The 12-year-old Nippon India Quant fund, which is also among the nation’s smallest, dropped about 15% this year, compared to a 27% decline for the benchmark S&P BSE Sensex. When India shut down its economy to check the spread of coronavirus, the fund fared better than nine out of 10 equity mutual fund plans, while the sector as a whole clocked an average loss of about 19%, data compiled by Bloomberg shows.
Nippon’s model places half of the emphasis on growth and quality factors while picking stocks, Ashutosh Bhargava, who manages the 209 million rupees ($2.8 million) fund said in an interview. Since the lockdown started in March, the fund had increased investments in stocks of IT companies and consumer goods makers.
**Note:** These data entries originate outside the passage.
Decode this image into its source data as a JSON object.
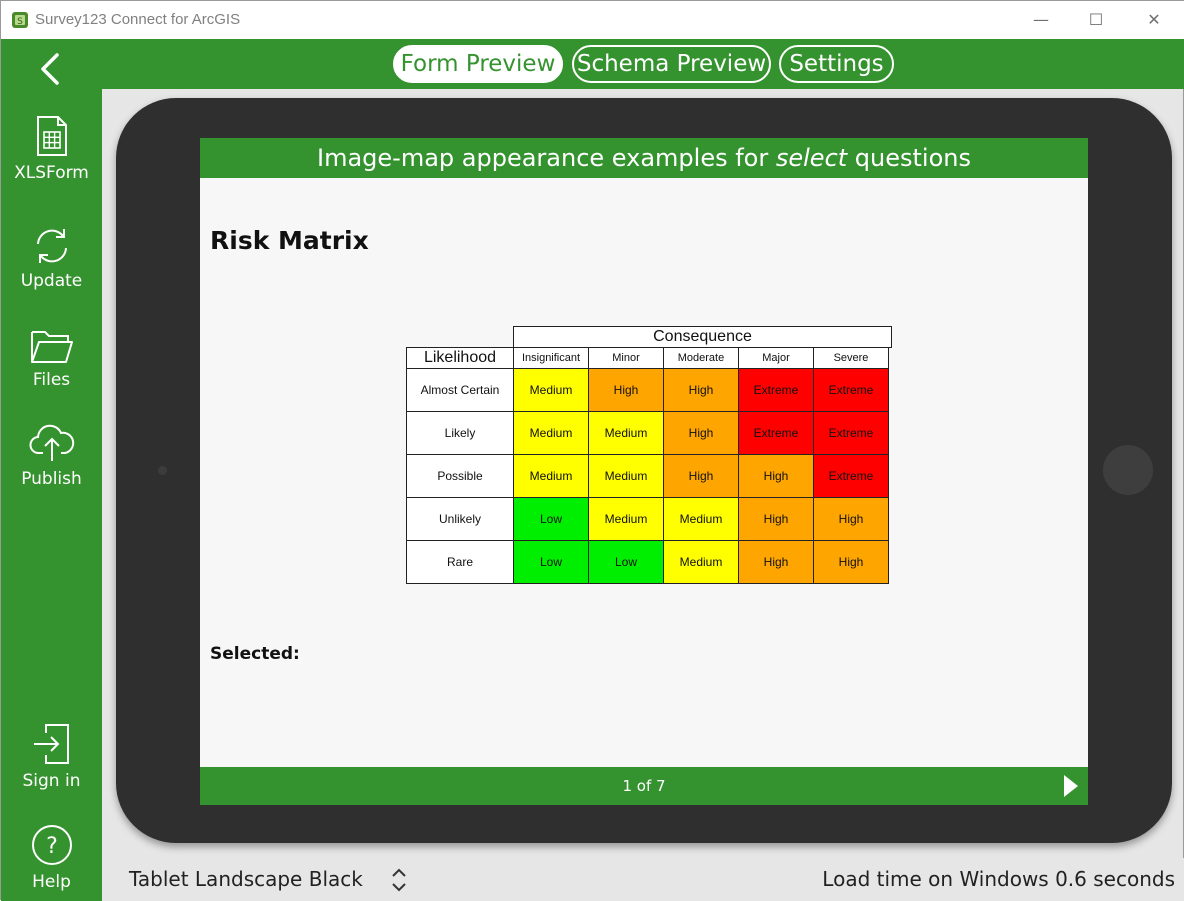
{
  "window": {
    "title": "Survey123 Connect for ArcGIS",
    "minimize": "—",
    "maximize": "☐",
    "close": "✕"
  },
  "tabs": {
    "form_preview": "Form Preview",
    "schema_preview": "Schema Preview",
    "settings": "Settings",
    "active": "Form Preview"
  },
  "sidebar": {
    "xlsform": "XLSForm",
    "update": "Update",
    "files": "Files",
    "publish": "Publish",
    "sign_in": "Sign in",
    "help": "Help"
  },
  "form": {
    "header_pre": "Image-map appearance examples for ",
    "header_em": "select",
    "header_post": " questions",
    "question_title": "Risk Matrix",
    "selected_label": "Selected:",
    "page_indicator": "1 of 7"
  },
  "matrix": {
    "consequence_label": "Consequence",
    "likelihood_label": "Likelihood",
    "columns": [
      "Insignificant",
      "Minor",
      "Moderate",
      "Major",
      "Severe"
    ],
    "rows": [
      {
        "label": "Almost Certain",
        "cells": [
          "Medium",
          "High",
          "High",
          "Extreme",
          "Extreme"
        ]
      },
      {
        "label": "Likely",
        "cells": [
          "Medium",
          "Medium",
          "High",
          "Extreme",
          "Extreme"
        ]
      },
      {
        "label": "Possible",
        "cells": [
          "Medium",
          "Medium",
          "High",
          "High",
          "Extreme"
        ]
      },
      {
        "label": "Unlikely",
        "cells": [
          "Low",
          "Medium",
          "Medium",
          "High",
          "High"
        ]
      },
      {
        "label": "Rare",
        "cells": [
          "Low",
          "Low",
          "Medium",
          "High",
          "High"
        ]
      }
    ],
    "colors": {
      "Low": "#00ee00",
      "Medium": "#ffff00",
      "High": "#ffa500",
      "Extreme": "#ff0000"
    }
  },
  "bottom": {
    "device": "Tablet Landscape Black",
    "load_time": "Load time on Windows 0.6 seconds"
  },
  "colors": {
    "brand_green": "#35932f",
    "device_body": "#2f2f2f"
  }
}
However, once valuations for consumer-oriented companies reached historic highs, the model dropped them in favor of pharmaceutical manufacturers.
Even as profit expectations got smashed due to the pandemic, the Nippon India funds model fared better as it didn’t have earnings estimates in its quantitative model, Bhargava said. Just five of the eighteen Nifty 50 companies that have reported quarterly results so far this season have beaten analyst estimates.
Quality & Growth
Quality and growth measure how efficiently a company uses its capital, and how fast it increases profit. The quant fund’s model placed a 30% weight for momentum, and at 20%, value is the least influential factor. Momentum strategy bets on past winners, and value compares the relative cost of stock with historical data.
Bhargava’s fund was established in 2008 as the Reliance Quant Fund, the first of its kind in India, and averaged an annual return of about 1.8% over the past five years, compared with about 3.1% for the Nifty. There are only a handful of quant funds in India, and Nippon’s rivals Tata Asset Management Ltd. and DSP Investment Managers Pvt., have launched theirs in the last 12 months.
“Any fund banking on quality has done relatively better,” said Arun Kumar, head of research at FundsIndia.com in Chennai. “Fund managers are increasingly seeing quality as the first filter, and don’t mind paying a high price for little growth.”